Figure 2. Watermark embedding technique

• B.    Watermark Extraction

In this process firstly 3-level DWT is applied to watermarked image and cover image which decomposed the image in sub-bands. After that the watermark is recovered from the watermarked image by using the formula of the alpha blending.

According to the formula of the alpha blending the recovered image is given by

RW = (WMI - k * LL3) (2)

where RW= Low frequency approximation of Recovered watermark, LL3= Low frequency approximation of the original image, and WMI= Low frequency approximation of watermarked image.

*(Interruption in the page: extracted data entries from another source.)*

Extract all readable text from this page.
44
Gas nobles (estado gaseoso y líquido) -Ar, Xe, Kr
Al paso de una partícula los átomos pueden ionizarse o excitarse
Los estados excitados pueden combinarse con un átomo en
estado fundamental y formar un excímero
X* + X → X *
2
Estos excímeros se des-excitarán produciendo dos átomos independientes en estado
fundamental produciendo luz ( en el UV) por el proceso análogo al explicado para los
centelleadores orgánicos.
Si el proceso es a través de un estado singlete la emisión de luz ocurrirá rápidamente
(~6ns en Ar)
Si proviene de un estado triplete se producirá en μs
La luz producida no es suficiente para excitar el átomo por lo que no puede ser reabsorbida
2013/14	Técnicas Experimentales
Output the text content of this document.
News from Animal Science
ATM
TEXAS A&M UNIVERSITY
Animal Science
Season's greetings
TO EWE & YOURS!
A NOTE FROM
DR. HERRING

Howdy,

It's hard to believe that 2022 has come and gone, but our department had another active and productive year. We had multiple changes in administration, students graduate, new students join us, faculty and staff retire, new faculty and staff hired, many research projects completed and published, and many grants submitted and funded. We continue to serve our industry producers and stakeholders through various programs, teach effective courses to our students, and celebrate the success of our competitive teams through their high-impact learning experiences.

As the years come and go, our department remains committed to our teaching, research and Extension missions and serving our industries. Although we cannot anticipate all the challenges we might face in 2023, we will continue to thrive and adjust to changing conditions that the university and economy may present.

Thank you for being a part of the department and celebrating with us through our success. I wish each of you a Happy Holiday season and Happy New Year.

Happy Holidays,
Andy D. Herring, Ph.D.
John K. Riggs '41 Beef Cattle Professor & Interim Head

After extraction process, 3-level Inverse discrete wavelet transform is applied to the watermark image coefficient to generate the final watermark extracted image. Fig. 3 shows the watermark extraction process.

Figure 3. Watermark extraction technique

• V.    Experimental Results

We compared proposed 3-level 2-D DWT to the 2-level 2-D DWT technique. For both the technique we have used grayscale images Lena as original image and the cameramen’s image as the watermark. Both the images are of equal size of 256X256. Fig. 4(a) shows the original image and Fig. 4(b) shows the watermark image.

For embedding of watermark in the original image the value of scaling factor k is varied from 1.5 to 0.6 by keeping q constant and best result is obtained for k=0.98 for both 3 level and 2 level DWT. As the value of k is decreased further to 0.2 the watermarked image becomes darker and finally becomes invisible. Fig. 5 shows the watermarked image using 3-level discrete wavelet transform for different value of k.

For the process of recovering the watermark from the watermarked image the value of k is kept constant at 0.009 and q is varied from 1.5 to 0.6. For the higher values of q the watermark becomes almost invisible and as the value of q is reduced best result is obtained, and if q is further reduced the recovered watermark becomes darker and PSNR decreases. Fig.6 shows the recovered image using 3-level discrete wavelet transform for different value of q.

(a) Original Image

(b) Watermark

• Figure 4.    Original and Watermarked image

  

  (a) For k=1.5, q=0.009

  
  
  

  (b) For k=.98, q=0.009

  
  
  

  (c) For k=.78, q=0.009

  
  
  

  (d) For k=0.6, q=0.009

  
  

• Figure 5.    Watermarked images using 3-level DWT for various values of scaling factors k

Figure 6. Recovered images using 3-level DWT for various values of scaling factors q

The values of the MSE (Mean square error) and PSNR   values of the scaling factors k and q for 1-level, 2-level

TABLE I.

Comparison of 1-level, 2-level and 3-level dwt for watermarked image in terms of mse & PSNR

q	k	MSE Level1	PSNR Level1	MSE Level2	PSNR Level2	MSE Level3	PSNR Level3	Observation
1.5	0.009	3200	13.08	3156	13.14	3100	13.24
1.0	0.009	1.48	46.55	1.42	46.60	1.397	46.68
0.98	0.009	1.98	45.16	1.88	45.37	1.74	45.72	Best Result
0.95	0.009	21.33	34.84	20.85	34.94	20.08	35.10
0.90	0.009	21.3	28.00	100	28.08	98.16	28.21
0.85	0.009	247	24.21	243	24.29	240	24.41
0.78	0.009	551	20.71	540	20.79	530	20.91
0.6	0.009	1890	15.36	1900	15.43	1800	15.54

TABLE II.

Comparison of 1-level, 2-level and 3-level dwt for Recovered image in terms of mse & PSNR

q	k	MSE Level1	PSNR Level1	MSE Level2	PSNR Level2	MSE Level3	PSNR Level3	Observation
1.5	0.009	4450	11.65	4385	11.7	4300	11.79
1.0	0.009	6.4e-26	310	2.5e-26	304	5.3e-26	301
0.98	0.009	7.11	39.6	7.016	39.67	6.90	39.74	Best Result
0.95	0.009	44.46	31.65	43.85	31.71	43.11	31.79
0.90	0.009	178	25.6	175	25.690	170	25.76
0.85	0.009	400	22.1	395	22.169	390	22.24
0.78	0.009	861	18.78	849	18.84	840	18.92
0.6	0.009	2850	13.58	2810	13.649	1800	15.54

• VI. Conclusion

In this paper, an image watermarking technique based on a 3-level discrete wavelet transform has been implemented. This technique can embed the invisible watermark into salient features of the image using alpha blending technique. Experiment results shows that the quality of the watermarked image and the recovered watermark are dependent only on the scaling factors k and q and also indicate that the three level DWT provide better performance than 1-level and 2-level DWT. All the results obtained for the recovered images and the watermark are identical to the original images.